I’ve been outside once, away from the rig’s artificial gravity field. Had to bundle up in a pressurized suit insulated to guard against the subzero temperatures. What surprised me most was the way the atmospheric pressure weighed down my body even as my steps buoyed me up thanks to the moon’s low gravity.
An odd combination one of the engineers told us makes it possible for the rig to hover above Titan’s icy surface. She winked and then said that the high pressure and low grav made even human flight possible. Not that there’s anywhere to go.
I settle on the machine shop—no matter what Dr.
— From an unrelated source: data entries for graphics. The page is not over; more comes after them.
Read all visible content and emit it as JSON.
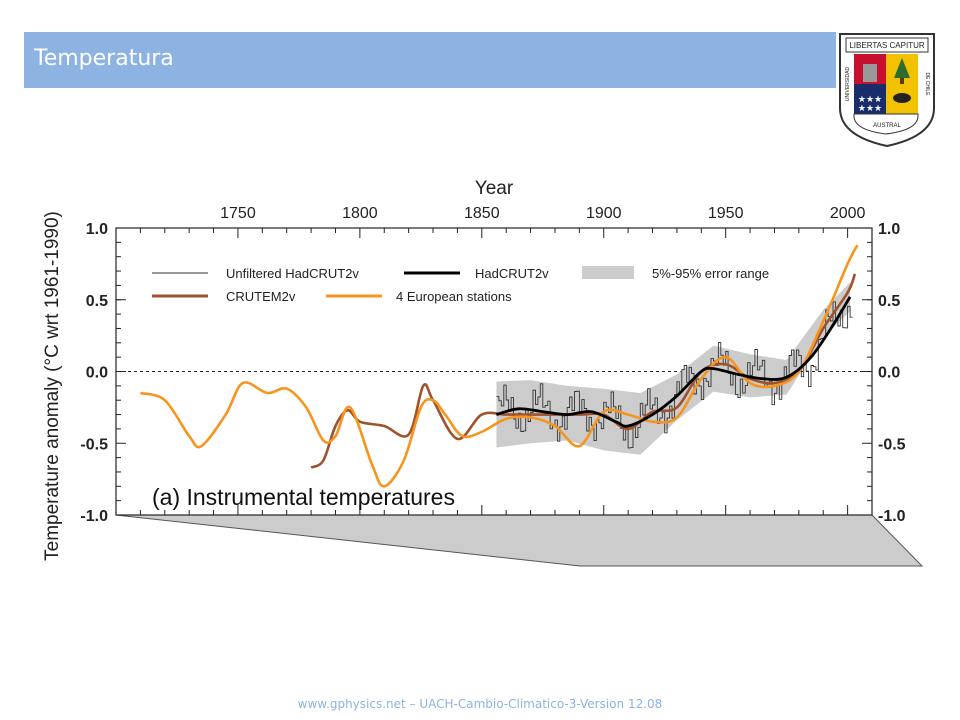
{
  "slide": {
    "title": "Temperatura",
    "footer": "www.gphysics.net – UACH-Cambio-Climatico-3-Version 12.08",
    "title_bar_color": "#8db3e2"
  },
  "seal": {
    "top_text": "LIBERTAS CAPITUR",
    "left_text": "UNIVERSIDAD",
    "bottom_text": "AUSTRAL",
    "right_text": "DE CHILE"
  },
  "chart_data": {
    "type": "line",
    "panel_label": "(a) Instrumental temperatures",
    "xlabel": "Year",
    "ylabel": "Temperature anomaly  (°C wrt 1961-1990)",
    "xlim": [
      1700,
      2010
    ],
    "ylim": [
      -1.0,
      1.0
    ],
    "x_ticks": [
      1750,
      1800,
      1850,
      1900,
      1950,
      2000
    ],
    "y_ticks": [
      -1.0,
      -0.5,
      0.0,
      0.5,
      1.0
    ],
    "y_tick_labels": [
      "-1.0",
      "-0.5",
      "0.0",
      "0.5",
      "1.0"
    ],
    "grid": false,
    "zero_line": "dotted",
    "legend_placement": "top-left",
    "legend": [
      {
        "name": "Unfiltered HadCRUT2v",
        "style": "thin-black"
      },
      {
        "name": "HadCRUT2v",
        "style": "thick-black"
      },
      {
        "name": "5%-95% error range",
        "style": "grey-band"
      },
      {
        "name": "CRUTEM2v",
        "style": "brown"
      },
      {
        "name": "4 European stations",
        "style": "orange"
      }
    ],
    "colors": {
      "unfiltered": "#333333",
      "hadcrut": "#000000",
      "band": "#cccccc",
      "crutem": "#a0522d",
      "european": "#f7941d"
    },
    "series": [
      {
        "name": "4 European stations",
        "x": [
          1710,
          1720,
          1730,
          1735,
          1745,
          1752,
          1762,
          1770,
          1778,
          1785,
          1790,
          1796,
          1805,
          1810,
          1818,
          1825,
          1830,
          1835,
          1842,
          1850,
          1860,
          1870,
          1880,
          1890,
          1900,
          1910,
          1920,
          1930,
          1940,
          1950,
          1960,
          1970,
          1980,
          1990,
          2000,
          2004
        ],
        "values": [
          -0.15,
          -0.2,
          -0.45,
          -0.52,
          -0.3,
          -0.08,
          -0.15,
          -0.12,
          -0.25,
          -0.48,
          -0.45,
          -0.25,
          -0.65,
          -0.8,
          -0.62,
          -0.25,
          -0.2,
          -0.3,
          -0.45,
          -0.42,
          -0.33,
          -0.32,
          -0.38,
          -0.52,
          -0.28,
          -0.3,
          -0.35,
          -0.32,
          -0.05,
          0.1,
          -0.08,
          -0.1,
          0.0,
          0.35,
          0.75,
          0.88
        ]
      },
      {
        "name": "CRUTEM2v",
        "x": [
          1780,
          1785,
          1790,
          1795,
          1800,
          1810,
          1820,
          1826,
          1830,
          1840,
          1850,
          1860,
          1870,
          1880,
          1890,
          1900,
          1910,
          1920,
          1930,
          1940,
          1950,
          1960,
          1970,
          1980,
          1990,
          2000,
          2003
        ],
        "values": [
          -0.67,
          -0.62,
          -0.38,
          -0.27,
          -0.35,
          -0.38,
          -0.44,
          -0.1,
          -0.2,
          -0.47,
          -0.3,
          -0.3,
          -0.3,
          -0.3,
          -0.3,
          -0.3,
          -0.4,
          -0.28,
          -0.25,
          0.0,
          0.05,
          -0.05,
          -0.08,
          0.0,
          0.3,
          0.55,
          0.68
        ]
      },
      {
        "name": "HadCRUT2v",
        "x": [
          1856,
          1865,
          1875,
          1885,
          1895,
          1905,
          1910,
          1920,
          1930,
          1940,
          1945,
          1955,
          1965,
          1975,
          1985,
          1995,
          2001
        ],
        "values": [
          -0.3,
          -0.26,
          -0.28,
          -0.3,
          -0.28,
          -0.35,
          -0.38,
          -0.3,
          -0.17,
          0.0,
          0.02,
          -0.02,
          -0.05,
          -0.04,
          0.1,
          0.35,
          0.52
        ]
      },
      {
        "name": "5%-95% error range",
        "x": [
          1856,
          1870,
          1885,
          1900,
          1915,
          1930,
          1945,
          1960,
          1975,
          1990,
          2001
        ],
        "upper": [
          -0.07,
          -0.06,
          -0.1,
          -0.12,
          -0.15,
          -0.02,
          0.18,
          0.12,
          0.08,
          0.43,
          0.62
        ],
        "lower": [
          -0.53,
          -0.5,
          -0.48,
          -0.55,
          -0.58,
          -0.34,
          -0.14,
          -0.18,
          -0.16,
          0.24,
          0.42
        ]
      }
    ]
  }
}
Veler thinks about that choice.
Tokala greets me as I suit up and get my goggles and gloves into place. Crunch times when they need stuff machined fast, I’ll pitch in, but mostly I work on my own projects. Tokala’s had some of them mounted to walls around the rig—says they brighten up the place. Not sure I believe that, but if it means I can keep working down here, that’s fine with me.
The first time I met him, he got in my face, demanding to know where I got my “toys.” I was eight—the youngest in the pack of orphans running wild through the rig before the company got the injunction to enforce mandatory contraception for prisoners..
I didn’t talk much then, just collected scrap metal and plastic then cobbled everything together into silly sculptures and figurines. I’m pretty sure I stuttered when I explained this to Tokala. But he just grunted, and when I saw him again, he brought me some leftovers from the machine shop. Said when I got older he’d let me on the shop floor.